Я знал, что скрываю важные сведения. Но, с другой стороны, что я мог сообщить московскому главнокомандующему? Разве государь император сказал, что Москва будет непременно сдана? Нет, его величество говорил о том, что мы должны предусмотреть и такой вариант. Вот и граф Ростопчин только что сказал, что обязан подготовить город к худшему.
Появился лакей, быстро собрал со стола грязную посуду и, получив указание принести свежего кофия, направился к дому. Федор Васильевич взглянул на меня испытующе, но пока слуга не отошел достаточно далеко, я не стал говорить о главном. Кивнув в сторону реки, я промолвил:
— Вообразите, Федор Васильевич, надо мною чуть было самосуд не устроили! Счастье, Кузьмич вмешался, а то висел бы сейчас на березе! Эти господа, купцы что ли, с того берега Рыбинки наблюдают за вашим домом. Я остановился выяснить, кто такие, по какому праву следят за губернаторским домом…
Граф Ростопчин махнул рукой:
— Купцы и есть. А следят они за домом, чтобы знать, когда из Москвы бежать. Как увидят, что генерал-губернаторша с детьми пятками засверкали, так и купцы деру дадут, — объяснил Федор Васильевич. — Уж сколько раз говорил я: не беспокойтесь, я и моя семья Москву не оставим! Что за народ! Всё не верят, всё дозоры добровольные устраивают.
Я пожалел о сказанном, сделалось совсем неловко перед графом. Связанный данным императору словом, я был не вправе открываться Федору Васильевичу, но уже теперь знал, что позднее он ни за что не простит меня. Но, впрочем, что я могу сказать ему сейчас? Что прочел что-то такое в глазах его величества, из-за чего думаю, что Москва скорее всего будет сдана? Так Федор Васильевич ответит, что у меня попросту разыгралось воображение.

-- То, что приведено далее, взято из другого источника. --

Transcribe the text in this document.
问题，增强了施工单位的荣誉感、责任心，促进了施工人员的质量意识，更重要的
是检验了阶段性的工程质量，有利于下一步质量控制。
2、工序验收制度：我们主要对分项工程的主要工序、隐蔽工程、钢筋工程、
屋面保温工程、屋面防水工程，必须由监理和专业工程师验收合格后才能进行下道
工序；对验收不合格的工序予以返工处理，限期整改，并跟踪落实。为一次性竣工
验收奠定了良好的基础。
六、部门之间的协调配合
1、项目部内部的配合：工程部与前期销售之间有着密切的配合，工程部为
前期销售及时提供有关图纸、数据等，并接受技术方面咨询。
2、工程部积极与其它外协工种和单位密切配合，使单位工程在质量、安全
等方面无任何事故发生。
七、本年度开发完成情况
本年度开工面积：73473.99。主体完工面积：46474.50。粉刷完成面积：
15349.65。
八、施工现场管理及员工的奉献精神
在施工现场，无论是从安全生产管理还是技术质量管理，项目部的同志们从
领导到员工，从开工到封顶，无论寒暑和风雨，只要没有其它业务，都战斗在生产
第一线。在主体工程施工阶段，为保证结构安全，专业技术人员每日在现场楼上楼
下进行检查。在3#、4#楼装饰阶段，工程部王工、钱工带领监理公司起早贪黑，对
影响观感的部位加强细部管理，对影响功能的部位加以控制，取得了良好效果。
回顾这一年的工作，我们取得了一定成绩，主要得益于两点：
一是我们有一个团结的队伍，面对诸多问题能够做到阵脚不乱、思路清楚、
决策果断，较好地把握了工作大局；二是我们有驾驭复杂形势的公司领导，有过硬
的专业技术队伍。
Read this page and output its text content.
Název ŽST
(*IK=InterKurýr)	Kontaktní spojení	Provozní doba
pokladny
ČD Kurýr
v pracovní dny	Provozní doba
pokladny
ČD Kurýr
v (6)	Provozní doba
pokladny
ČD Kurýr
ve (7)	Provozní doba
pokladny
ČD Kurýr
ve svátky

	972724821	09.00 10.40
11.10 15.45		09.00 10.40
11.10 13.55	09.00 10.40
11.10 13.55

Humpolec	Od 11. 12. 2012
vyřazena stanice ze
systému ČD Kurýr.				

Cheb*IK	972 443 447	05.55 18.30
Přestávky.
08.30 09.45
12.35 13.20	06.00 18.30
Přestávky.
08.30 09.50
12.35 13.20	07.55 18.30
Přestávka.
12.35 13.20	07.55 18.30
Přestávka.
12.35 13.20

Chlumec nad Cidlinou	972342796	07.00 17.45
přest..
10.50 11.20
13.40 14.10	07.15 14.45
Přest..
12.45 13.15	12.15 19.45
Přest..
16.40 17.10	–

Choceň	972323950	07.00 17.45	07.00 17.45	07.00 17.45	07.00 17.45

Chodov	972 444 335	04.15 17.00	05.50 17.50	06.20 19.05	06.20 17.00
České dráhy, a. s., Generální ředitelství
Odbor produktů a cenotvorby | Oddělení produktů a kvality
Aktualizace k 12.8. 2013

Лакей исчез в доме, и я стал рассказывать о шпионе, о происшествиях в Санкт-Петербурге и о встрече с де Сангленом. Конечно же о подозрениях в отношении супруги генерал-губернатора я ни словом не упомянул, но он заговорил об этом сам:
— Аббата Сюрюга я конечно же прекрасно знаю. К нему очень расположена Екатерина Петровна, и он бывает в моем доме. Кстати, будет и завтра. Приходи к нам на обед — глядишь, и ты составишь о нем собственное мнение. Я не думаю, что аббат шпионит, хотя — тут Санглен прав, — наверняка среди его паствы много шпионов. — Немного помолчав, граф Ростопчин промолвил: — Странные, конечно, эти слова о жене Цезаря. Словно нарочно сказаны, чтобы бросить тень на мою супругу.
Вернулся лакей и поставил на столик горячий кофий. Граф Ростопчин отпустил слугу и, выждав, пока тот удалился, продолжил:
— Всем мерещатся заговоры. А ловить шпионов никто не умеет. Государь распорядился создать в каждой армии Высшую воинскую полицию. Но из этого ничего не вышло. Работает лишь Высшая воинская полиция Первой Западной армии во главе с де Сангленом. Но что это за работа, если штаб полиции находится здесь, а не при Главной квартире? Лучше всех устроился Барклай. — Федор Васильевич невесело усмехнулся. — Он попросту всех подозреваемых отсылает ко мне. Они приезжают с секретными донесениями в качестве курьеров, а в письмах от Барклая содержатся просьбы задержать их в Москве и по возможности проверить.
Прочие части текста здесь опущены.